Die Fokussierung auf das Arbeitsverfassungsrecht hat das Institut und seine Mitglieder im Laufe der Jahrzehnte nie davon abgehalten, auch thematisch gestreut weitere Akzente zu setzen. Zu erwähnen sind insbesondere die Forschungen zum Aktienrecht, Bankrecht, aber auch zum Universitätsrecht, war doch der Gründer des Instituts auch maßgeblich an der Schaffung des UOG 1993 beteiligt.

Spannt man aus der Vergangenheit den Bogen in die Zukunft, so zeigt sich, dass das Institut für Arbeitsrecht und Sozialrecht stets am Puls der Zeit war: Bereits vor fast 30 Jahren zählten arbeitsrechtliche Lehrveranstaltungen und Forschungsarbeiten, die das Thema „Gleichbehandlung“ zum Gegenstand hatten, mit zu den ersten ihrer Art an der JKU. Und bereits damals, als ringsum unter „Gleichbehandlung“ ausschließlich „Geschlechtergleichbehandlung“ verstanden wurde, war man seitens dieses Instituts nicht müde geworden, stets auf die Notwendigkeit eines „allgemeinen“ Diskriminierungsschutzes hinzuweisen, der – wie mittlerweile europaweit und in Österreich positivrechtlich verankert – auch Religion, Weltanschauung, Alter usw mitumfasst.

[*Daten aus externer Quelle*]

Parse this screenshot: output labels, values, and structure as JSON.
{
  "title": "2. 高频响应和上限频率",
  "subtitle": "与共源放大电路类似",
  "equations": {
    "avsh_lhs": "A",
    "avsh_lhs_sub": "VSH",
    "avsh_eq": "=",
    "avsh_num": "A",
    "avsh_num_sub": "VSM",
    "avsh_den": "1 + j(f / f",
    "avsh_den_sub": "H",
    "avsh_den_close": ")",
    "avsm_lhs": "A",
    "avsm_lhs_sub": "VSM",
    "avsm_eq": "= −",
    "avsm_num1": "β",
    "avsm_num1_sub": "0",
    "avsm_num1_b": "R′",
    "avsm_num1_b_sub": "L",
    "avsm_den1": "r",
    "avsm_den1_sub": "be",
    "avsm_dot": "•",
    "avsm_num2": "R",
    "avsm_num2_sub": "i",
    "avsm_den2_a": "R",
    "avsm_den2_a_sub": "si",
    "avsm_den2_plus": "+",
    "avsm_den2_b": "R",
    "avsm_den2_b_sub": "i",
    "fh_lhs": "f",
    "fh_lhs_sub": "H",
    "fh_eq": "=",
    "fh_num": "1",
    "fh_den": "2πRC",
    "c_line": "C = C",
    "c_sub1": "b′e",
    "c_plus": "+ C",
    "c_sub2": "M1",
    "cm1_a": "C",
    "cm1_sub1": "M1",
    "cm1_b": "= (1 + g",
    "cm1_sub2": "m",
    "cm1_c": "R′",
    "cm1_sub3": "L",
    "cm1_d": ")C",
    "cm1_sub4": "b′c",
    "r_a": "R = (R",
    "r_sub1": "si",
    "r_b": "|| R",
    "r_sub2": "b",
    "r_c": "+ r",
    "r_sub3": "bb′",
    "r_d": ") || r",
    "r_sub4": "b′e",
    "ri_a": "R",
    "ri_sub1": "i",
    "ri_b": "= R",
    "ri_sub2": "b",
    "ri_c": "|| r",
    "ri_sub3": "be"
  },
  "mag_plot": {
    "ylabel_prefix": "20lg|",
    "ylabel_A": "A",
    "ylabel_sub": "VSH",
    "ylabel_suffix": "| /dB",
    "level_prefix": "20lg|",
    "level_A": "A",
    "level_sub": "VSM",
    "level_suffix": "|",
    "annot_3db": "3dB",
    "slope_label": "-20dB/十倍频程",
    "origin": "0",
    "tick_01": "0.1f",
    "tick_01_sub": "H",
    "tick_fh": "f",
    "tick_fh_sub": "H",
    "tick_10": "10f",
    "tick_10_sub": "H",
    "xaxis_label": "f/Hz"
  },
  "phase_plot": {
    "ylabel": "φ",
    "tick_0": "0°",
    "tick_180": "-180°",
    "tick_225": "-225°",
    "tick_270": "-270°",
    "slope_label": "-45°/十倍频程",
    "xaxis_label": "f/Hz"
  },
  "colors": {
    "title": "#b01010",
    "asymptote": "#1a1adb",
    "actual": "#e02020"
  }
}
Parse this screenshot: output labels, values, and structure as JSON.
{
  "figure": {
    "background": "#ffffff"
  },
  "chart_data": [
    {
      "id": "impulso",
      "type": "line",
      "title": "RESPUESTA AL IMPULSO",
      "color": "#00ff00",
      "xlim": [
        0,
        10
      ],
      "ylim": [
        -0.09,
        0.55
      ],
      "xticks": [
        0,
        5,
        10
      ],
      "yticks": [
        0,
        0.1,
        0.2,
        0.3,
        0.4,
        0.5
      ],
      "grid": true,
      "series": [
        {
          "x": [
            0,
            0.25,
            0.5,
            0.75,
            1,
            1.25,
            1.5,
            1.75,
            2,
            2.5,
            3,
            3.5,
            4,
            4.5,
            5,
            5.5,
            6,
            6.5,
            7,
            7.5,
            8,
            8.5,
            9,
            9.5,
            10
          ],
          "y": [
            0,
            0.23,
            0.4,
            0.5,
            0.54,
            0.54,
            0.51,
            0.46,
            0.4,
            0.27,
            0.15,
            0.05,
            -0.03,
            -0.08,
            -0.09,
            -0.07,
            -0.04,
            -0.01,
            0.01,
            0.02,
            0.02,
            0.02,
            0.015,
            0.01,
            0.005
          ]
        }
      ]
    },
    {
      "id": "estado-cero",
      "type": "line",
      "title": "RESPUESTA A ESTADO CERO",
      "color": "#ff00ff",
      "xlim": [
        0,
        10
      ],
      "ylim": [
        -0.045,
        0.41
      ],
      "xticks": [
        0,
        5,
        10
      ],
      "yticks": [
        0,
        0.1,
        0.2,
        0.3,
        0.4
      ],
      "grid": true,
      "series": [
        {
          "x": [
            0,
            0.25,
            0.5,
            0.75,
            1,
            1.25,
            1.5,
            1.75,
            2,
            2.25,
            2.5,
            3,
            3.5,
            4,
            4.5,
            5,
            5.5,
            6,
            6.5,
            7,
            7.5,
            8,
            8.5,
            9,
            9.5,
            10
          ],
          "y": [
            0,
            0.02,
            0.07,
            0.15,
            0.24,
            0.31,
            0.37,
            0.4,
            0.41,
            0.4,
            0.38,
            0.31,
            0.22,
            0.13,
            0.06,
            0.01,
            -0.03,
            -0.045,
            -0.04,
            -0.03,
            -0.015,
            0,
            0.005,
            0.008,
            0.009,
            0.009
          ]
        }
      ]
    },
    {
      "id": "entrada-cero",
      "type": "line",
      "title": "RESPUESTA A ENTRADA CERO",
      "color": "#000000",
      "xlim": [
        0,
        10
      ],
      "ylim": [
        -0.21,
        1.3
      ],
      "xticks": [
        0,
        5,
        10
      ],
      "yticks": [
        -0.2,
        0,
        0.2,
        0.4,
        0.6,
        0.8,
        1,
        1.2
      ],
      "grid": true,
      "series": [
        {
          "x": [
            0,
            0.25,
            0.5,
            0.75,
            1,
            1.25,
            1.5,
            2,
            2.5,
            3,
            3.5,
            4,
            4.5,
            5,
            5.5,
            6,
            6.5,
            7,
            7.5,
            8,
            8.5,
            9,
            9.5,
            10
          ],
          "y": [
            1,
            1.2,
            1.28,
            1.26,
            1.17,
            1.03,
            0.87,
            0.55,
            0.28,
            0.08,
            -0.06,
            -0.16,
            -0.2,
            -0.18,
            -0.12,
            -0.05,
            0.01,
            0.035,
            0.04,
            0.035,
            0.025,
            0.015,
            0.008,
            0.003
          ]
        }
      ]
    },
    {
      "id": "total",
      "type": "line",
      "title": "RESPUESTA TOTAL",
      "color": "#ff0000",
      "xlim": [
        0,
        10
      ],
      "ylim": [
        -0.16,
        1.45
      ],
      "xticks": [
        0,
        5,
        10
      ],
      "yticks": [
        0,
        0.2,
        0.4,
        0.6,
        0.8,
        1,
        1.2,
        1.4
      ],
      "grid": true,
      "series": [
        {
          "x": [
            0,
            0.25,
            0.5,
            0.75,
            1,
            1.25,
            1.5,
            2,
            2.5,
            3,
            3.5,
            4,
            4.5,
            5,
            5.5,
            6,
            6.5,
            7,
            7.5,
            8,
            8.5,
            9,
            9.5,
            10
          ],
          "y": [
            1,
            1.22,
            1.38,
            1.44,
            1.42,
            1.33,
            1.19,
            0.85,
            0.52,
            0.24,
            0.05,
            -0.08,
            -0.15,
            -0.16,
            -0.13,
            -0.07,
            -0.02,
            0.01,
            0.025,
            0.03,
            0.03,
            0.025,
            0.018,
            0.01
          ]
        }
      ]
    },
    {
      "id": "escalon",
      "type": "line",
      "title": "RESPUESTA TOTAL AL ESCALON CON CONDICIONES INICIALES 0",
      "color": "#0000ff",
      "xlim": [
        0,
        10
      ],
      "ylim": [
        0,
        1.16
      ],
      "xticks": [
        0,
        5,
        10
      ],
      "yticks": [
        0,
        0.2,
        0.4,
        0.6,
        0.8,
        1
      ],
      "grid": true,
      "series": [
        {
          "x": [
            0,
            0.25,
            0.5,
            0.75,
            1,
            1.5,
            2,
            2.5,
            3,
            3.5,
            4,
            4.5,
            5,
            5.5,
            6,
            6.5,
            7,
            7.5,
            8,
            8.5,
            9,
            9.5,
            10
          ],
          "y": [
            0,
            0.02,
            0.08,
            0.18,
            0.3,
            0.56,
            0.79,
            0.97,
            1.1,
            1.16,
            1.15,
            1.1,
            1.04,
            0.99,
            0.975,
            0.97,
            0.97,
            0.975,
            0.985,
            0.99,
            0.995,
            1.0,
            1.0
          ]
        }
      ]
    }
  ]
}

Etwa zur selben Zeit – also Anfang der 90er Jahre – wurde an diesem Institut aber auch ein anderes Thema – rückschauend könnte man fast sagen visionär – in den Vordergrund gerückt: „Gig-Economy“ (so würde man es heute neudeutsch nennen). Damals sprach man von Heimarbeit im weitesten Sinn, oder ein wenig moderner von Teleheimarbeit. Und wenn man zurückblickt, was aus arbeitsrechtlicher Sicht damals hier erforscht wurde, so zeigt sich, dass ein Großteil dessen noch heute Gültigkeit besitzt.

Will man den Blick in die Zukunft lenken, ist man also geneigt zu sagen: Dieses Institut war schon vor mindestens 30 Jahren in der Zukunft angekommen!

Und genau dies ist es, was das Institut für Arbeitsrecht und Sozialrecht immer ausgezeichnet hat: Durch präzise und detaillierte Sichtung der Vergangenheit große Strömungen und Bewegungen, vor allem aber auch Entwicklungen im Tatsächlichen vorherzusehen und gestaltend für die Zukunft darauf einzuwirken.